Dr. Windebank's research team in the Regenerative Neurobiology Lab is investigating different causes of neurodegeneration in order to encourage nerve regeneration where possible, as well as developing clinical trials that use cell-based therapies to treat neurological disease. Four main areas are currently being investigated.
Chemotherapy-induced peripheral neuropathy (CIPN)
Chemotherapy agents used to treat cancer may damage the nervous system. Peripheral neuropathy is a common dose-limiting side effect.
The lab's research team has studied the mechanism of cisplatin neurotoxicity for a number of years. Cisplatin binds nuclear and mitochondrial DNA (mtDNA) in cancer cells and rat dorsal root ganglion (DRG) neurons inducing DNA damage and apoptosis.
The team's studies found mtDNA binding inhibits mtDNA replication and mtRNA transcription leading to mitochondrial disassembly. Our lab has developed a novel model of cisplatin-induced neurotoxicity in Drosophila melanogaster using survival and behavioral assays.
The drosophila model system provides a powerful tool to study basic cellular mechanisms using genetic approaches. The lab is using genetic epidemiology, high-density genome sequencing and epigenetic approaches to study CIPN in patients and to test hypotheses in model systems.
Peripheral nerve repair and regeneration (PNR)
Peripheral nerve repair and regeneration research focuses on developing synthetic nerve conduits as an alternative to autologous nerve graft to repair segmental nerve defects. A first-generation polycaprolactone fumarate (PCLF) nerve conduit is currently in clinical trial.
Various electrical stimulation paradigms are being tested using both in vitro and in vivo experimental systems. Other aspects of the research efforts include examining the roles of growth factors, stem cells and conditions such as ischemia, fibrosis and delayed repair on nerve regeneration and functional recovery.
Spinal cord injury (SCI) and repair
Spinal cord injury results in permanent injury of axons, neurons and glial cells. Regrowth of axons is essential to repair and functional recovery of the spinal cord. Tissue destruction with cysts and gliosis at the site of injury forms a barrier to regeneration.
In the lab, we are using tissue engineering with biodegradable polymer scaffolds (PLGA, PCLF, OPF) loaded with different growth-promoting cells (Schwann cells, neural progenitor cells, mesenchymal stem cells) and different growth factors (GDNF, NT3, BDNF) to bridge the gap. This is being combined with electrical stimulation and exercise regimens to promote axonal regeneration and functional restoration in the spinal cord of rats and mice, eventually for future use in patients.
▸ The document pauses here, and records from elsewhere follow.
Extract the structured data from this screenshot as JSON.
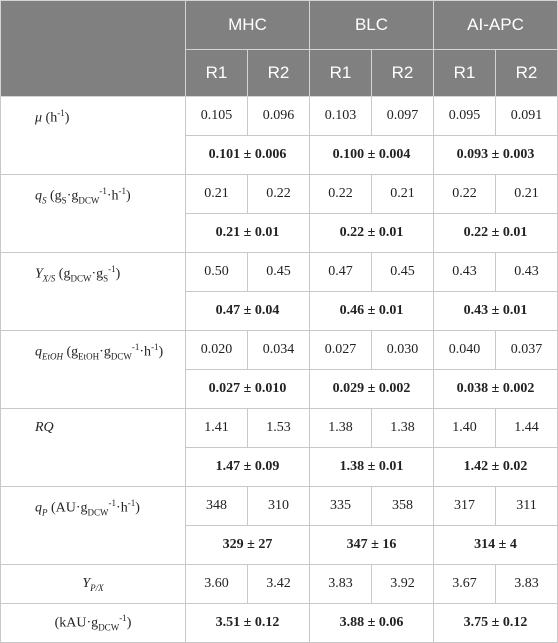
{
  "header": {
    "groups": [
      "MHC",
      "BLC",
      "AI-APC"
    ],
    "runs": [
      "R1",
      "R2",
      "R1",
      "R2",
      "R1",
      "R2"
    ]
  },
  "rows": [
    {
      "label": {
        "sym": "μ",
        "sub": "",
        "unit": "(h",
        "unit_sup": "-1",
        "unit_tail": ")"
      },
      "values": [
        "0.105",
        "0.096",
        "0.103",
        "0.097",
        "0.095",
        "0.091"
      ],
      "means": [
        "0.101 ± 0.006",
        "0.100 ± 0.004",
        "0.093 ± 0.003"
      ]
    },
    {
      "label": {
        "sym": "q",
        "sub": "S",
        "unit": "(g",
        "unit_sub1": "S",
        "unit_mid": "·g",
        "unit_sub2": "DCW",
        "unit_sup": "-1",
        "unit_tail": "·h",
        "unit_sup2": "-1",
        "unit_end": ")"
      },
      "values": [
        "0.21",
        "0.22",
        "0.22",
        "0.21",
        "0.22",
        "0.21"
      ],
      "means": [
        "0.21 ± 0.01",
        "0.22 ± 0.01",
        "0.22 ± 0.01"
      ]
    },
    {
      "label": {
        "sym": "Y",
        "sub": "X/S",
        "unit": "(g",
        "unit_sub1": "DCW",
        "unit_mid": "·g",
        "unit_sub2": "S",
        "unit_sup": "-1",
        "unit_end": ")"
      },
      "values": [
        "0.50",
        "0.45",
        "0.47",
        "0.45",
        "0.43",
        "0.43"
      ],
      "means": [
        "0.47 ± 0.04",
        "0.46 ± 0.01",
        "0.43 ± 0.01"
      ]
    },
    {
      "label": {
        "sym": "q",
        "sub": "EtOH",
        "unit": "(g",
        "unit_sub1": "EtOH",
        "unit_mid": "·g",
        "unit_sub2": "DCW",
        "unit_sup": "-1",
        "unit_tail": "·h",
        "unit_sup2": "-1",
        "unit_end": ")"
      },
      "values": [
        "0.020",
        "0.034",
        "0.027",
        "0.030",
        "0.040",
        "0.037"
      ],
      "means": [
        "0.027 ± 0.010",
        "0.029 ± 0.002",
        "0.038 ± 0.002"
      ]
    },
    {
      "label": {
        "sym": "RQ"
      },
      "values": [
        "1.41",
        "1.53",
        "1.38",
        "1.38",
        "1.40",
        "1.44"
      ],
      "means": [
        "1.47 ± 0.09",
        "1.38 ± 0.01",
        "1.42 ± 0.02"
      ]
    },
    {
      "label": {
        "sym": "q",
        "sub": "P",
        "unit": "(AU·g",
        "unit_sub1": "DCW",
        "unit_sup": "-1",
        "unit_tail": "·h",
        "unit_sup2": "-1",
        "unit_end": ")"
      },
      "values": [
        "348",
        "310",
        "335",
        "358",
        "317",
        "311"
      ],
      "means": [
        "329 ± 27",
        "347 ± 16",
        "314 ± 4"
      ]
    },
    {
      "label": {
        "sym": "Y",
        "sub": "P/X",
        "unit": "(kAU·g",
        "unit_sub1": "DCW",
        "unit_sup": "-1",
        "unit_end": ")"
      },
      "values": [
        "3.60",
        "3.42",
        "3.83",
        "3.92",
        "3.67",
        "3.83"
      ],
      "means": [
        "3.51 ± 0.12",
        "3.88 ± 0.06",
        "3.75 ± 0.12"
      ]
    }
  ]
}
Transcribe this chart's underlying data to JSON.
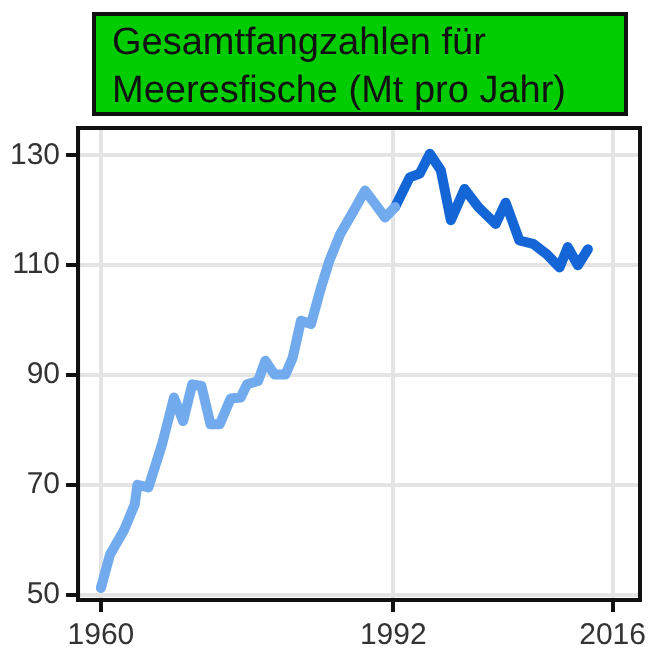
{
  "chart_data": {
    "type": "line",
    "title": "Gesamtfangzahlen für Meeresfische (Mt pro Jahr)",
    "xlim": [
      1957.5,
      2019
    ],
    "xticks": [
      1960,
      1992,
      2016
    ],
    "ylim": [
      49,
      135
    ],
    "yticks": [
      50,
      70,
      90,
      110,
      130
    ],
    "grid": true,
    "legend": false,
    "marker": "none",
    "line_style": "solid",
    "series": [
      {
        "color": "#72aaee",
        "x": [
          1960,
          1961,
          1962.5,
          1963.7,
          1964,
          1965.2,
          1966.7,
          1968,
          1969,
          1970,
          1971,
          1972,
          1973,
          1974.2,
          1975.3,
          1976,
          1977.2,
          1978,
          1979,
          1980.2,
          1981,
          1981.9,
          1983,
          1984,
          1985,
          1986.2,
          1987.7,
          1988.9,
          1990,
          1991.1,
          1992.2
        ],
        "values": [
          51.2,
          57.3,
          61.6,
          66.4,
          70,
          69.5,
          77.4,
          85.9,
          81.6,
          88.3,
          88,
          81,
          81,
          85.7,
          85.9,
          88.3,
          88.9,
          92.6,
          90.1,
          90.1,
          93.2,
          99.9,
          99.3,
          105.4,
          110.8,
          115.7,
          120,
          123.6,
          121.2,
          118.7,
          120.6
        ]
      },
      {
        "color": "#1466d6",
        "x": [
          1992.2,
          1993.8,
          1994.9,
          1996,
          1997.2,
          1998.3,
          1999.8,
          2001.3,
          2003.2,
          2004.3,
          2005.8,
          2007.3,
          2008.8,
          2010.2,
          2011.1,
          2012.2,
          2013.3
        ],
        "values": [
          120.6,
          126,
          126.7,
          130.3,
          127.3,
          118.2,
          123.9,
          120.6,
          117.5,
          121.4,
          114.5,
          113.9,
          112,
          109.6,
          113.3,
          110,
          112.9
        ]
      }
    ]
  }
}
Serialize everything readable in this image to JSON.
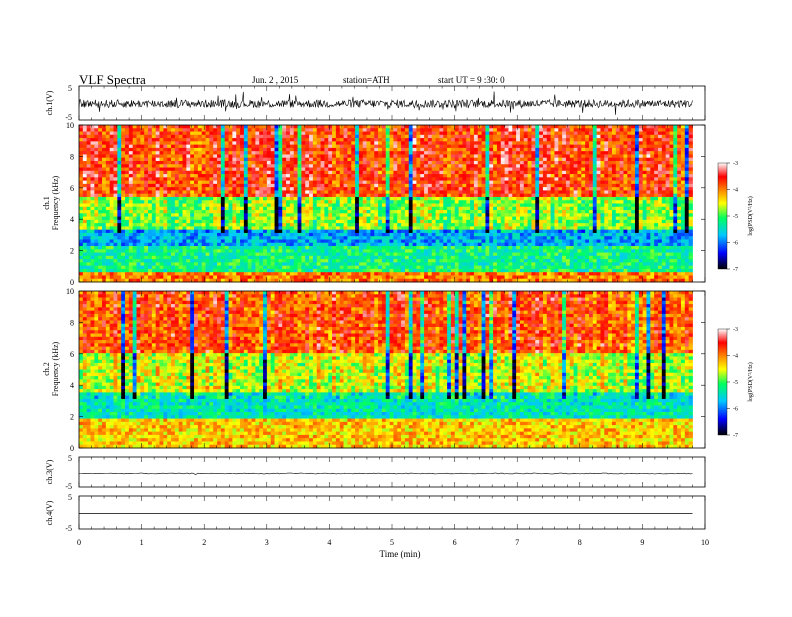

The lab's research team is investigating the effects of exercise training and local delivery of steroids on the axon regeneration and functional recovery of animals with spinal cord injuries. In addition to the transection model, we developed hemisection and contusion models in studies of the SCI mechanisms.
Therapy for amyotrophic lateral sclerosis (ALS)
Amyotrophic lateral sclerosis (ALS), also known as Lou Gehrig's disease, is a rapidly progressive, uniformly fatal neurodegenerative disease. It is characterized by the loss of motor neurons in the spinal cord, brainstem and cerebral cortex, leading to a decline in muscular function. It eventually results in weakness, speech deficits and difficulty swallowing. ALS is almost always fatal within two to three years.
Mensenchymal stem cells (MSCs) are multipotent, self-renewing cells with the potential for tissue regeneration. These cells also have the potential for gene delivery and to transdifferentiate into cells of mesodermal origin. MSCs can be used as vectors of cytokines and trophic factors to prevent cell death, tissue inflammation and damage. The lab is developing h-MSCs as a delivery platform for therapeutic factors in ALS where they may have an intrinsic therapeutic effect.